Friday 26 November 2010

please follow these instructions when reading this...

Further to my earlier article, bemoaning the realisation that David Mitchell could be my best hope of becoming a published author together with the certain knowledge that he wouldn't do it and won't ever know because he's unlikely to ever read this, here is a monologue which he could perform but almost certainly won't for the reasons given above.

Therefore, moving on, please read this for yourself, out loud, adopting a voice half-way between the one David used here and this one. Or, if you don't have the time to carry out this basic research, aim for quite posh but thoroughly mad, in a 'presenting an infomercial' style.

Hi. I'm an entrepreneur and you're not. How do I know this? Because I'm the one being paid to do the talking and you're just sitting on your sofa watching like a slack-jawed idiot.

Other than being asked for money, the question I am asked most often is, “why don't you pay your taxes like an honest citizen?”. This is a bad question but I will give it a good answer and my reasoning will be thought through properly because I'm an entrepreneur.

Last year I earned two billion pounds and a few scrappy millions. If I had paid tax on that income, I would have taken home one billion pounds and fewer scrappy millions. This would not be enough to make it worth my while going to work. Would you?

People who are not entrepreneurs will respond that they think that I should pay money back to the country that raised, educated, cared for, supported and generally maintained my body and lifestyle. I say this is balderdash! This country has given me nothing and I continue to take nothing from it while giving it nothing in return.

I was raised by feral sheep in a woodland back-country. When I first encountered people I took nothing from them except basic instruction in clothes-making. I never attended school, having learned everything from conversations and books discarded by litterbugs.

“But you depend upon the infrastructure of the country!” I hear you grumble in your whining underachieving voices. Nonsense!

My family and I do not need the national health service. We cure ourselves. A simple swab down with bleach and the kitchen converts into an operating theatre. I removed my daughter's tonsils myself and have been taking advice on how to give myself a quadruple bypass when the inevitable coronary comes. When my wife's waters broke, I sent her to her room and told her to get on with it.

My home is utterly fireproof and so I have no need of a fire service. Everything is made of concrete which, of course, cannot burn and has many other advantages, for example a concrete mattress means goodbye to back-ache. I will not have cats about the place and so will never need them rescued from trees.

Roads? Who needs them? I travel by low-flying helicopter. Why low-flying? So that I do not need air-traffic control. How low-flying? Between six inches and three feet depending on the weather.
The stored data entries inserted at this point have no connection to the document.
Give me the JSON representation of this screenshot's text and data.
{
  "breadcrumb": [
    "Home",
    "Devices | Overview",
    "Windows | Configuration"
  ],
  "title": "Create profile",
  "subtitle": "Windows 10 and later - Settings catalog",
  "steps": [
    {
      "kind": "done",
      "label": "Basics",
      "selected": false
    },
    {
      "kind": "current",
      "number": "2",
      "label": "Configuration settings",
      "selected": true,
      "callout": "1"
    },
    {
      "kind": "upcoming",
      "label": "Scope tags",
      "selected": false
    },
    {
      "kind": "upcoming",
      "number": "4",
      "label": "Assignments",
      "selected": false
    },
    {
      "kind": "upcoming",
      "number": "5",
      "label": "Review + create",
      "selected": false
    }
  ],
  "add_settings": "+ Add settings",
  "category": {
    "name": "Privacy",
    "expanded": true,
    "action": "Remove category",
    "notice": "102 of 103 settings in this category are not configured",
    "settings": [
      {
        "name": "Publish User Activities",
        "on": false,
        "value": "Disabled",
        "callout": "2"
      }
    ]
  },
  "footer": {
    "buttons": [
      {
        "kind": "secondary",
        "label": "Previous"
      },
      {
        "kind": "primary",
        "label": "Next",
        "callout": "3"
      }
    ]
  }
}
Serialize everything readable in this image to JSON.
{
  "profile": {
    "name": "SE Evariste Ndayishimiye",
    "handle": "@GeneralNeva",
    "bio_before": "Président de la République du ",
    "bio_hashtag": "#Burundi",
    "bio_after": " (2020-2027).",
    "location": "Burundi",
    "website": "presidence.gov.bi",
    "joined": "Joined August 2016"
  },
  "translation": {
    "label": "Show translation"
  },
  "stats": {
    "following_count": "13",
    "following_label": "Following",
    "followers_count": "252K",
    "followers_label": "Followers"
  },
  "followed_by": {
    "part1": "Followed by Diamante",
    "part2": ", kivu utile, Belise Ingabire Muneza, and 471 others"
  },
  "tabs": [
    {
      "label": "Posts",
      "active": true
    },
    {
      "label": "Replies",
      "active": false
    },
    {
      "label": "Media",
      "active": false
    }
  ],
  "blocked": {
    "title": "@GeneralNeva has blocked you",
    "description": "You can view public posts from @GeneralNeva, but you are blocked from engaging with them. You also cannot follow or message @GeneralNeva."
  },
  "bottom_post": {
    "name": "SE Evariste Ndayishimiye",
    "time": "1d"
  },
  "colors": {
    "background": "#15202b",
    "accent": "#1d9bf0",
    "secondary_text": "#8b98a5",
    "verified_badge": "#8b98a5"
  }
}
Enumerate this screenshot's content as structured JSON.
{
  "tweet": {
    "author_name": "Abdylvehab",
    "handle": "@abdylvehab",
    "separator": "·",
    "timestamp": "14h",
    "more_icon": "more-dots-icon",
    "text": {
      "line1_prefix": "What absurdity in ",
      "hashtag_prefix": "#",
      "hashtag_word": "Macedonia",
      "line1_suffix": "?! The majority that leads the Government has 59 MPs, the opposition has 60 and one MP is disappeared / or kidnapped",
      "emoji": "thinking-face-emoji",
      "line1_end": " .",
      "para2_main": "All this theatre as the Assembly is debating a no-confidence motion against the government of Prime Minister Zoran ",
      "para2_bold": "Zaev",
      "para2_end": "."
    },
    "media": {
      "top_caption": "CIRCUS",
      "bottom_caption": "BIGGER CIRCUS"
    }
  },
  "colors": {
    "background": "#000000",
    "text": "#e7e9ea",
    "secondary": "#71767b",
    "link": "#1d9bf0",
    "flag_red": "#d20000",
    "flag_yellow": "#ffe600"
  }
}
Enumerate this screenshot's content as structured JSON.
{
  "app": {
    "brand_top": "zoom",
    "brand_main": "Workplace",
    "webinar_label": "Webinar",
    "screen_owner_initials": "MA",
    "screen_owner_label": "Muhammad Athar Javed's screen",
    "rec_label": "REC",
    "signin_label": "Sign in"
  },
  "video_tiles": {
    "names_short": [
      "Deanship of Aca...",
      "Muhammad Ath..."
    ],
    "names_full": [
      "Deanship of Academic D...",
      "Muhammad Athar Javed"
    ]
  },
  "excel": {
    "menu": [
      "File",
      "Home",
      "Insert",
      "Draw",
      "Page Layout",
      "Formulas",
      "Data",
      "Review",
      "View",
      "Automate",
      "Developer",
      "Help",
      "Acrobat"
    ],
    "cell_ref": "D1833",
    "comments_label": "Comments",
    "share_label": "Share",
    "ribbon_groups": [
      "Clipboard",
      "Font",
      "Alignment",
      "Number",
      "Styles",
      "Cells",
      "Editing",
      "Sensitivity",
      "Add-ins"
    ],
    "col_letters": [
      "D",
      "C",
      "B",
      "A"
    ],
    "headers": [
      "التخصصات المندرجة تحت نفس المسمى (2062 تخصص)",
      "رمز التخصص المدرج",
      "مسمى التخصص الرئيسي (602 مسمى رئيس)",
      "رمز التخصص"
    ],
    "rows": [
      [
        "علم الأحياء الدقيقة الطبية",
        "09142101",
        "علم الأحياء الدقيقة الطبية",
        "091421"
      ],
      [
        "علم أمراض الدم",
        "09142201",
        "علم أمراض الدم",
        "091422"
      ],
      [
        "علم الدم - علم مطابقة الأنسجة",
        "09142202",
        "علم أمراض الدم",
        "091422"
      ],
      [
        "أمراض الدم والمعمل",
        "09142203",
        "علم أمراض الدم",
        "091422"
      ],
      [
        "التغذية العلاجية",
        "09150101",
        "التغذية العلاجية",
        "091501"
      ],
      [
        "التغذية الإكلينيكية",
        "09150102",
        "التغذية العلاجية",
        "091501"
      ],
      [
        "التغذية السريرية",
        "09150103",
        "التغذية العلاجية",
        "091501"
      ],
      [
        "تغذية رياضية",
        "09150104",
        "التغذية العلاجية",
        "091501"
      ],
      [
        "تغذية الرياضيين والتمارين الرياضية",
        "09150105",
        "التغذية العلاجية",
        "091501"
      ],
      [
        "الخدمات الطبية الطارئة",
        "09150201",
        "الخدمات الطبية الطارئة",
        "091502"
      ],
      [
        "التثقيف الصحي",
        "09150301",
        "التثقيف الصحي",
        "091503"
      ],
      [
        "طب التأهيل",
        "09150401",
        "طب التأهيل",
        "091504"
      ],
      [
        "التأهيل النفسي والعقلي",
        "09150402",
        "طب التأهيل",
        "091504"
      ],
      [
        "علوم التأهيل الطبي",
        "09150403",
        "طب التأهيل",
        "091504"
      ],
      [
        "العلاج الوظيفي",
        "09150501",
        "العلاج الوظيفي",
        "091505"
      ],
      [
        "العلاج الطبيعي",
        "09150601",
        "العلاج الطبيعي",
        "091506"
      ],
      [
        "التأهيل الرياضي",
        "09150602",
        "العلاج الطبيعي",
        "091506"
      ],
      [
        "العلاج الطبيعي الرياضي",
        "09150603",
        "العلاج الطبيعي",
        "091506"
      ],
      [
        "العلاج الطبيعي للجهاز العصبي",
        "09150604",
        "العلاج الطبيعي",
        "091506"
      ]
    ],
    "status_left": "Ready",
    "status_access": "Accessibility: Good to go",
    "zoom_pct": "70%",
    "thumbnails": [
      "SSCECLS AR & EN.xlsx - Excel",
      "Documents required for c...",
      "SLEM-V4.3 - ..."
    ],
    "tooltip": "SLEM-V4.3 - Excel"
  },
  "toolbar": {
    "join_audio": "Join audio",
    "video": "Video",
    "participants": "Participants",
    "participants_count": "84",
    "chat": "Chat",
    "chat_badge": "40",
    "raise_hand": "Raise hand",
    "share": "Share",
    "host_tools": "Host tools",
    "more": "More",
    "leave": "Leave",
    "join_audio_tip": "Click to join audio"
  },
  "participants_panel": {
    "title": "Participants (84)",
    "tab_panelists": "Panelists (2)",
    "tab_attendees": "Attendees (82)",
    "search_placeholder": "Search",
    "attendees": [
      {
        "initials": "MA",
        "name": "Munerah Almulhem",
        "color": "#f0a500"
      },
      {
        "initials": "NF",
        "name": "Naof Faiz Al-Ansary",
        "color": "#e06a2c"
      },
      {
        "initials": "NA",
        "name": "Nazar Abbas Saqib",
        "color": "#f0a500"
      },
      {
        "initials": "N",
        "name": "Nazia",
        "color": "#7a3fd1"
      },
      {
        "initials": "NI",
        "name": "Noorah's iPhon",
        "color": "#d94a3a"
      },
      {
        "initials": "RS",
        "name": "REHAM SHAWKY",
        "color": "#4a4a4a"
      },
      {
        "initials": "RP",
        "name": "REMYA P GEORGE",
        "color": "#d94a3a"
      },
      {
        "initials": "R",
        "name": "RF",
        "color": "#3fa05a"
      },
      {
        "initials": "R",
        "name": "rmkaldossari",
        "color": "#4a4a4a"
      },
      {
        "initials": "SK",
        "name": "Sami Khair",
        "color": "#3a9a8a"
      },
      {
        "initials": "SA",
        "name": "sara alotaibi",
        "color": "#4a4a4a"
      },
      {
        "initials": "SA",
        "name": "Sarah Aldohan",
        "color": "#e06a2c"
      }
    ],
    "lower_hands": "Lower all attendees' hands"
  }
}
I know what you're thinking now – how do I get my high-quality goods into the shops for you people to spend your hard-earned cash on? I don't. Retailers take delivery in international waters, at which point they buy the ship, the contracts with the crew and all the goods. If they choose to dock at a port and use road or rail freight then that is their concern, not mine. They all choose that approach which is why I am an entrepreneur and they are slackers.

I sense you're searching for the loophole. I tell you, this has been thought through because I am an entrepreneur which, of course, you are not. It is not enough for me to be legally able to not pay tax through some complicated arrangement whereby my wife owns everything while residing precisely nowhere. (It's not actually called 'nowhere' but if you'd been to this tax haven, you'd know why I think of it in those terms.) I am also ethically, morally, ecumenically and thoughtfully right.

I am nothing if not thorough. Any lawyer or accountant who wishes to work for me must walk (or use my helicopter, although my charge for this would be greater than his fee) to a purpose-built structure which takes nothing from the country's infrastructure, having been built out of stone and concrete from my land. These structures can be cold and gloomy, especially at night in winter but that is the fault of the oppressive tax regime in this country.

Recreation? You forget that I am entrepreneur and so my recreation involves driving fast cars blisteringly fast. I have my own track on my own land, the tarmac being made from resources on my estate. The fuel comes from the oil well in the spring meadow and is refined in the basement of the château. The cars are assembled by mechanics using components created here from various metal ores found a few hundred metres below the tennis court. The mechanics walk here or travel by one of my helicopters.

So don't forget that when you buy my high-quality products from a slacker retailer, the profits are all being spirited away out of the country where they remain untaxed, contributing nothing whatsoever to the economy of your home country. Buying from me is truly a win-win situation. I get richer and you can protest to the government which, clearly, is not made up of entrepreneurs or they would be doing what I'm doing.

Buy my stuff and let's make this country great again.


P.S. In the unlikely event that someone with links to David Mitchell reads this and brings it to his attention, I would indeed be more than happy to allow him to use this material in return for some credit, a sensible fee and a twelve-year contract as a senior writer at the BBC.

P.P.S. Obviously, all of these requirements are negotiable but you've got to start the negotiations somewhere. And I'm not going to fall into that trap again, you know, the one they got me in when I started working for that company (anagram of BUS) where I was so badly advised (by a recruitment agent for goodness sake) that I asked for a salary lower than the lowest they could give someone at that grade. Oh happy days.